Current probiotic treatments, which promote the growth of helpful bacteria, have been ineffective against the infection, also known as C. diff.
But work being done at U.Va.’s Division of Infectious Diseases and International Health could lead to a new treatment by the end of the calendar year, according to Dr. Bill Petri, chief of the division. That’s an unusually optimistic estimate in medical research, where scientific breakthroughs predate new treatments by several years.
“Some of these advanced probiotics are actually being tested today in the clinic for their role,” Petri said. “We’re actually participating in advanced clinical trials at U.Va.”
Immunologist Erica L. Buonomo was the driving force behind the new discovery, Petri said, which has to do with the role of white blood cells in protecting against C. diff.
Buonomo found that a particular type of white blood cells, called eosinophils, act as a barrier against the infection, which breaks down the lining of the gut. These eosinophils are recruited by a protein called IL-25. A serious C. diff infection kills eosinophils, allowing the bacteria to enter the gut.

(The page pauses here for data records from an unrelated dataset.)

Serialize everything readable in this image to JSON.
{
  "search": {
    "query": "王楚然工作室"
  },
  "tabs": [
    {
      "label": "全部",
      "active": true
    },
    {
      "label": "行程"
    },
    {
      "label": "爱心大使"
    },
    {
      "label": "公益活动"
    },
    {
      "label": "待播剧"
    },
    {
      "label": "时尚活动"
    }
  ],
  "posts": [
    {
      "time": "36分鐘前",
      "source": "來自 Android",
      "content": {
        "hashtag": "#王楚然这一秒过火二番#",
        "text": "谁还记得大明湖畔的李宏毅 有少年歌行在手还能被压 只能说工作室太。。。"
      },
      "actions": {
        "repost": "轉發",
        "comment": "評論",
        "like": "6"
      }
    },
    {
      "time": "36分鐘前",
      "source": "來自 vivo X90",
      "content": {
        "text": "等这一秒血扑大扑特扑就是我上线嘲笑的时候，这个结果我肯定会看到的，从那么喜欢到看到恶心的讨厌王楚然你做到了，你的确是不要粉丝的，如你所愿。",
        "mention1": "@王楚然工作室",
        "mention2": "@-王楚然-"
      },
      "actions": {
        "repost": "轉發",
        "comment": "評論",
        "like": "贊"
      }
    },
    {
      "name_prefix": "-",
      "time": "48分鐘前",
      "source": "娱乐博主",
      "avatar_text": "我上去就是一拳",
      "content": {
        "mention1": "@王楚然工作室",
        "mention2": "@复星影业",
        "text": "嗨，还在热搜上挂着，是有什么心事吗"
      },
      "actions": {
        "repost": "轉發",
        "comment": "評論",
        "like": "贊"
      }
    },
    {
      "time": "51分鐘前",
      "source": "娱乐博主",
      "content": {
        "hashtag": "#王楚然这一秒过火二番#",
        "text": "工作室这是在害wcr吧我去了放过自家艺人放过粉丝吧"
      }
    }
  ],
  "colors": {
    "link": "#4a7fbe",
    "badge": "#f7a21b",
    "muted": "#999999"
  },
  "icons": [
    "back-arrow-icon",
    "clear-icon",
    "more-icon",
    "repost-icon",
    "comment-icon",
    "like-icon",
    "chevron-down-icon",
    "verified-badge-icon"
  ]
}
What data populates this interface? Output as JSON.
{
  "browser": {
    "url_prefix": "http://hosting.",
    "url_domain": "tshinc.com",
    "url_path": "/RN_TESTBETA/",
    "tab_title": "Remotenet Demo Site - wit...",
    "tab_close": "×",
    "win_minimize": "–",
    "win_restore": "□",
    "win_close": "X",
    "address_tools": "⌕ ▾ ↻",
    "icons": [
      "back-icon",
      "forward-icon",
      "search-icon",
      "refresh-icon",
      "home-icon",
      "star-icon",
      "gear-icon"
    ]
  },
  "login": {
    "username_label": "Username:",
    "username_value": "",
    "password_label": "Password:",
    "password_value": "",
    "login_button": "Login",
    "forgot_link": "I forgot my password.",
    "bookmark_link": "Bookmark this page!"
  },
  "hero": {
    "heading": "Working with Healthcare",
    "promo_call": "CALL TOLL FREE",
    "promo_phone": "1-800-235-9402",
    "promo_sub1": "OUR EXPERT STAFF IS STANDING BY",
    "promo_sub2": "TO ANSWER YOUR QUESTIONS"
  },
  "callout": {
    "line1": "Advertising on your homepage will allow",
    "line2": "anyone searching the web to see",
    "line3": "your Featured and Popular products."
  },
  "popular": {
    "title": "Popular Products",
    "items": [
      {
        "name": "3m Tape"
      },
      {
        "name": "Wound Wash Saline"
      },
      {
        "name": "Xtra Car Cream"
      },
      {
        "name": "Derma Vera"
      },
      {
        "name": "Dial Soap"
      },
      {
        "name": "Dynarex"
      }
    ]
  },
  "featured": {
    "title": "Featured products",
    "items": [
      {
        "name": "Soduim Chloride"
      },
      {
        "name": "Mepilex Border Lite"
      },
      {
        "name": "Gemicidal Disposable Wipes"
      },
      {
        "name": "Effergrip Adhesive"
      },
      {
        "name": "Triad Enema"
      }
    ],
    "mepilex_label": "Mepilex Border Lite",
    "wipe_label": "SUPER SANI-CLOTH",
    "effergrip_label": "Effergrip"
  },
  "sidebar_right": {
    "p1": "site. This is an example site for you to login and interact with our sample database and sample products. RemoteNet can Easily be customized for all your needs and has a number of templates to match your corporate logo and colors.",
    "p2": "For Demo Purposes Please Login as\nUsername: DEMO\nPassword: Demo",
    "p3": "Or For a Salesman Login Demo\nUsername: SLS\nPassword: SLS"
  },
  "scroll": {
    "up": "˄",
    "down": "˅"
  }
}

The researchers found that gut bacteria stimulate the production of IL-25, so the right probiotic could help with the production of protective eosinophils.
“We identified a pathway in the immune response that reduces the severity of an infection,” Buonomo said. “When we activate this pathway, we find mice are a lot less sick.”
The discovery would be especially helpful for elderly patients, who are most at risk. It also could have larger implications in the world of microbiology.
Eosinophils are best known for their role in allergic reactions and asthma attacks, when a high number of eosinophils cause inflammation.
The function of these cells was not entirely clear before Buonomo’s discovery. She believes this knowledge could help doctors fight other types of gastrointestinal disorders, such as irritable bowel syndrome.